Question

0.4108gram sample of CaCO3 is added to a flask along with15 ml of 2 M HCl Rnough water is then added to make 250 ml of solution .A 20 ml aliquot of solution A is taken and titrated with 0.1160M NaOH How many ml of NaOH are used?

Answer 1

We assess the reaction...`CaCO_3(s) + 2HCl(aq) rarr CaCl_2(aq) + H_2O(l) + CO_2(g)uarr`...we get a volume of approx. `15*mL`..

Explanation:

And so now we address the molar quantities of each reagent...

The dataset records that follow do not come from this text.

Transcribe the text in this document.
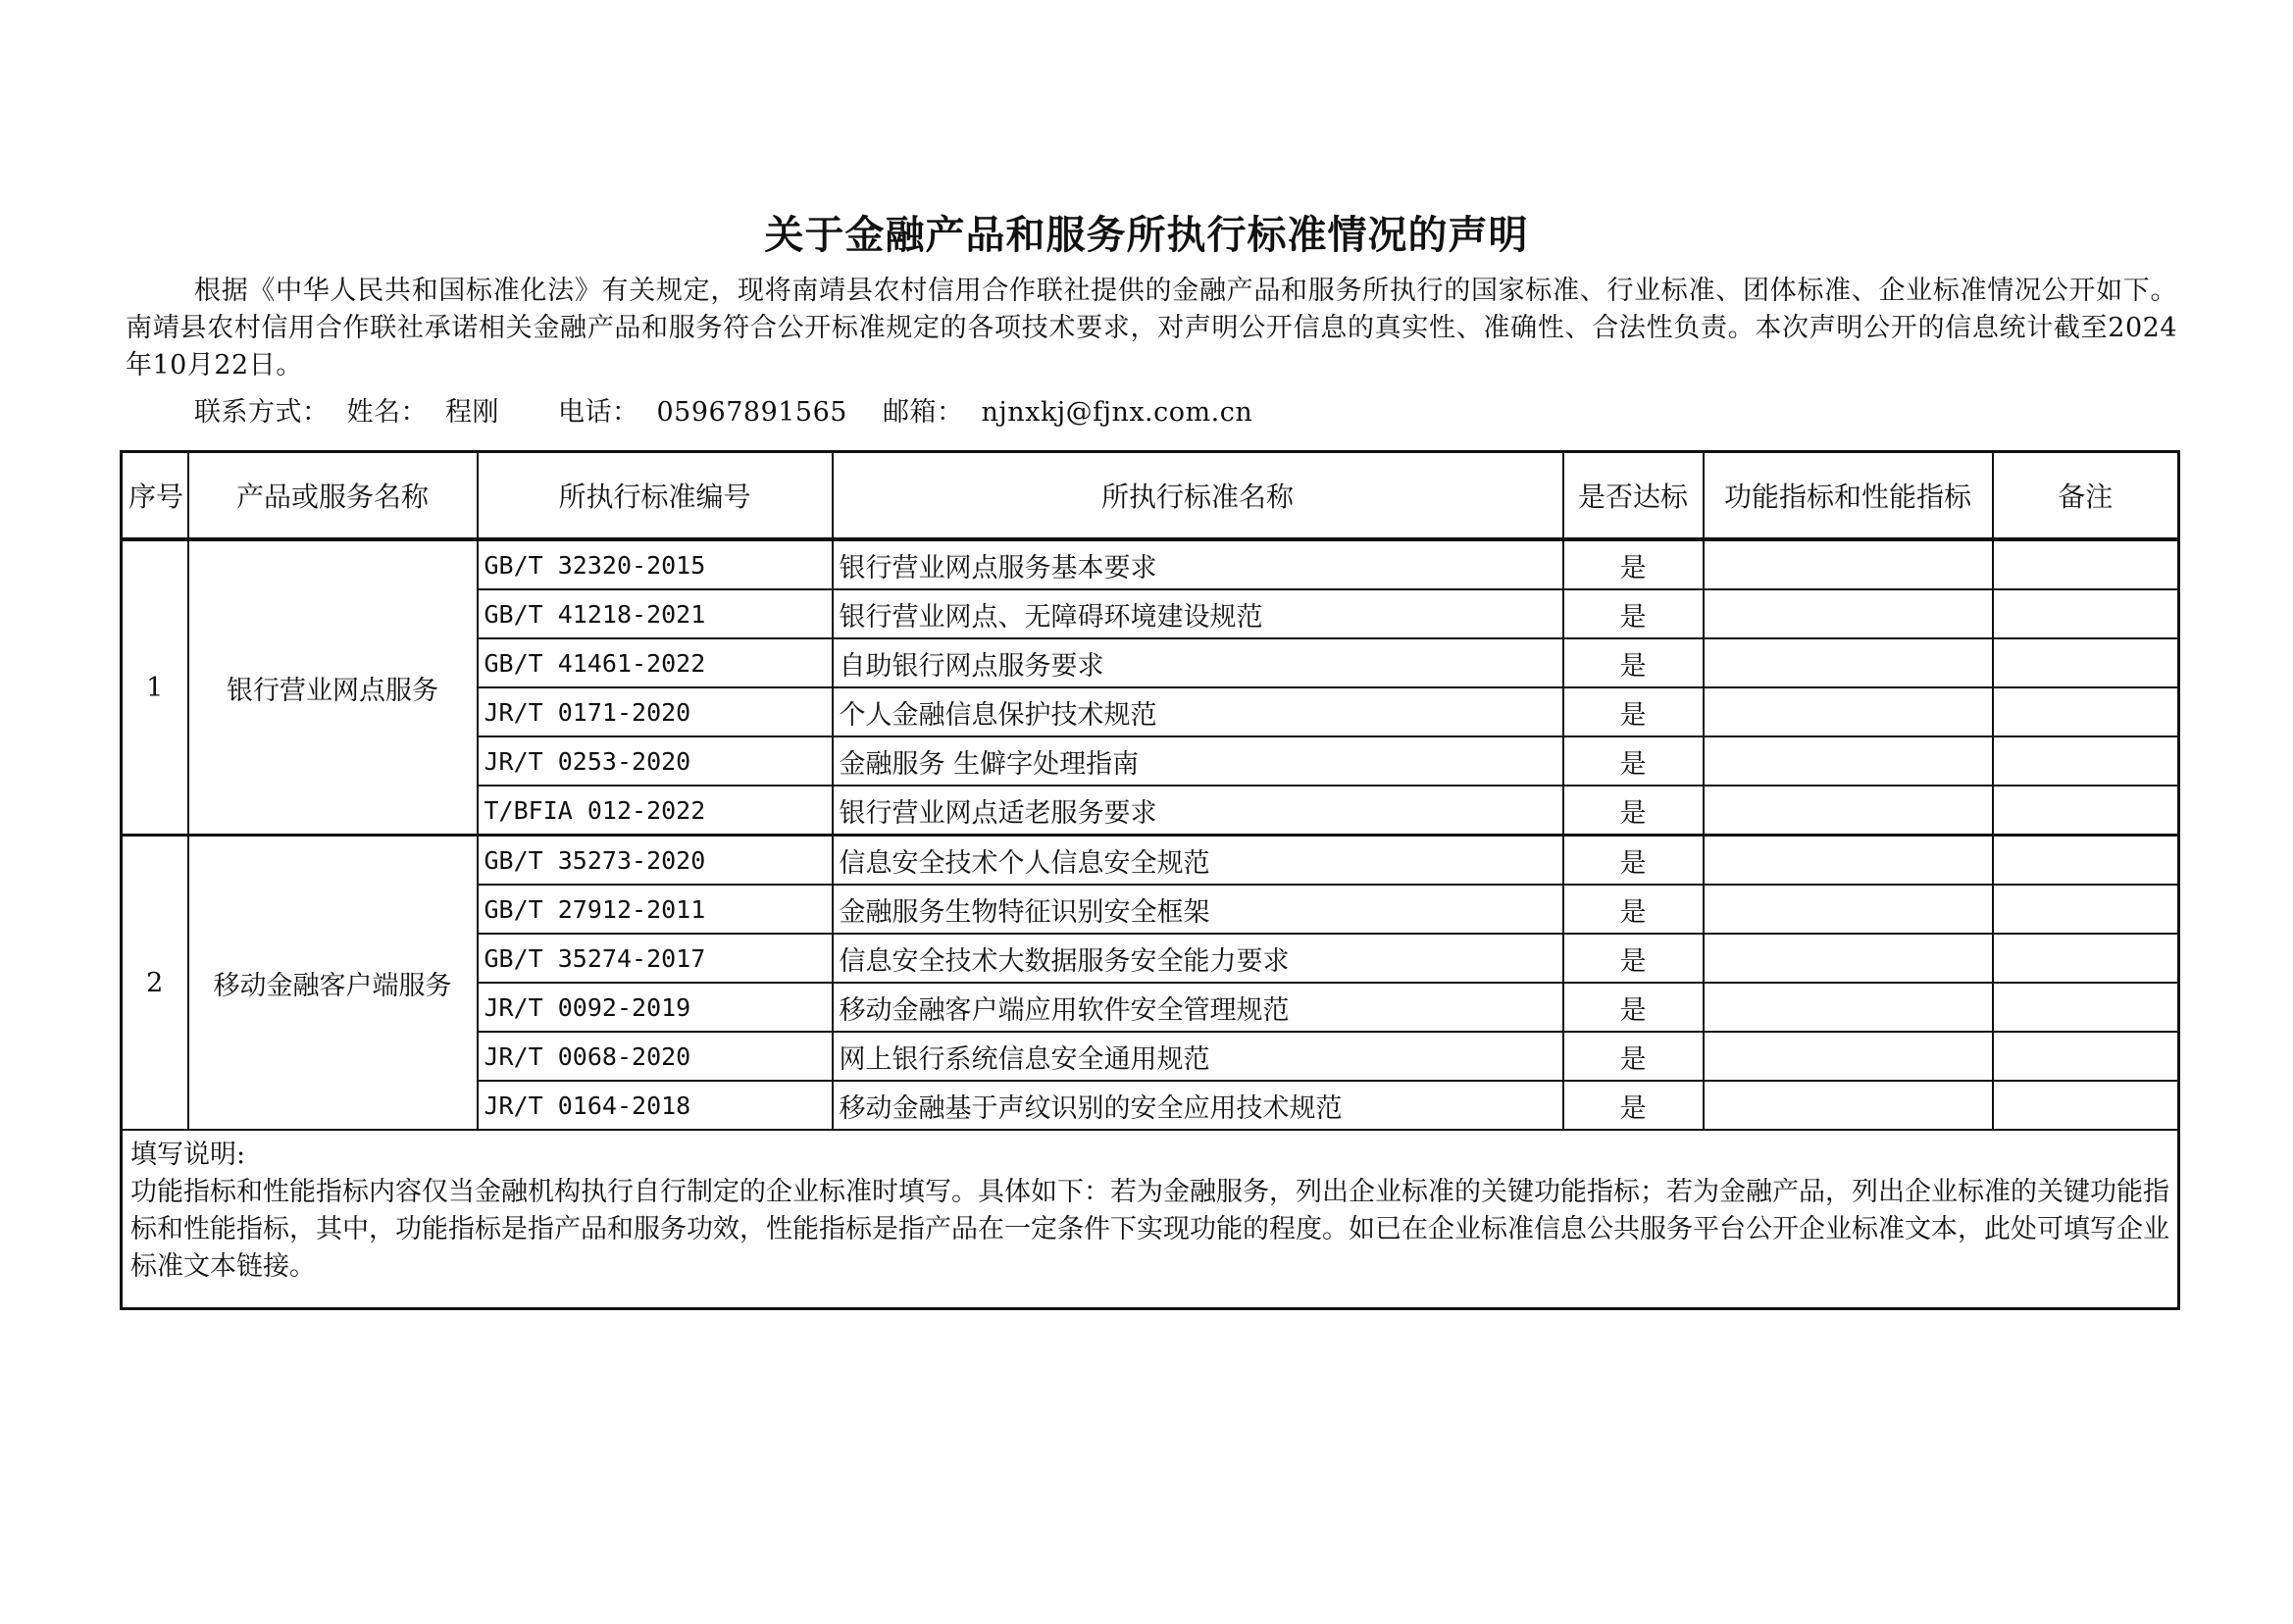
关于金融产品和服务所执行标准情况的声明
根据《中华人民共和国标准化法》有关规定，现将南靖县农村信用合作联社提供的金融产品和服务所执行的国家标准、行业标准、团体标准、企业标准情况公开如下。南靖县农村信用合作联社承诺相关金融产品和服务符合公开标准规定的各项技术要求，对声明公开信息的真实性、准确性、合法性负责。本次声明公开的信息统计截至2024年10月22日。
联系方式： 姓名： 程刚 电话： 05967891565 邮箱： njnxkj@fjnx.com.cn
序号	产品或服务名称	所执行标准编号	所执行标准名称	是否达标	功能指标和性能指标	备注
1	银行营业网点服务	GB/T 32320-2015	银行营业网点服务基本要求	是		
		GB/T 41218-2021	银行营业网点、无障碍环境建设规范	是		
		GB/T 41461-2022	自助银行网点服务要求	是		
		JR/T 0171-2020	个人金融信息保护技术规范	是		
		JR/T 0253-2020	金融服务 生僻字处理指南	是		
		T/BFIA 012-2022	银行营业网点适老服务要求	是		
2	移动金融客户端服务	GB/T 35273-2020	信息安全技术个人信息安全规范	是		
		GB/T 27912-2011	金融服务生物特征识别安全框架	是		
		GB/T 35274-2017	信息安全技术大数据服务安全能力要求	是		
		JR/T 0092-2019	移动金融客户端应用软件安全管理规范	是		
		JR/T 0068-2020	网上银行系统信息安全通用规范	是		
		JR/T 0164-2018	移动金融基于声纹识别的安全应用技术规范	是		

填写说明:
功能指标和性能指标内容仅当金融机构执行自行制定的企业标准时填写。具体如下：若为金融服务，列出企业标准的关键功能指标；若为金融产品，列出企业标准的关键功能指标和性能指标，其中，功能指标是指产品和服务功效，性能指标是指产品在一定条件下实现功能的程度。如已在企业标准信息公共服务平台公开企业标准文本，此处可填写企业标准文本链接。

`n_"calcium carbonate"=(0.4108*g)/(100.09*g*mol^-1)=4.10*mmol`

`n_"hydrochloric acid"=15xx10^-3*Lxx2.0*mol*L^-1=30.0*mmol`..

Now CLEARLY `HCl` is the reagent in excess...and we gots a molar quantity of....

`30.0*mmol-(2xx4.10*mmol)=21.8*mmol`...with respect to `HCl` INXS (that sounds like a good name for a pop band).

And this molar quantity is diluted to a `250*mL` with fresh solvent. And so the new concentration is...

`(21.8xx10^-3*mol)/(250xx10^-3*L)=0.0872*mol*L^-1` with respect to `HCl(aq)`

And we take a `20*mL` aliquot of this solution....and titrate it with `0.1160*mol*L^-1` `NaOH(aq)`

`"volume"_"NaOH"=(20xx10^-3*Lxx0.0872*mol*L^-1)/(0.1160*mol*L^-1)=0.015*L-=15.0*mL`

...there is a lot of arithmetic here....the basic expression we use is...

`"concentration"="moles of solute"/"volume of solution"`...

And we manipulate this quotient appropriately.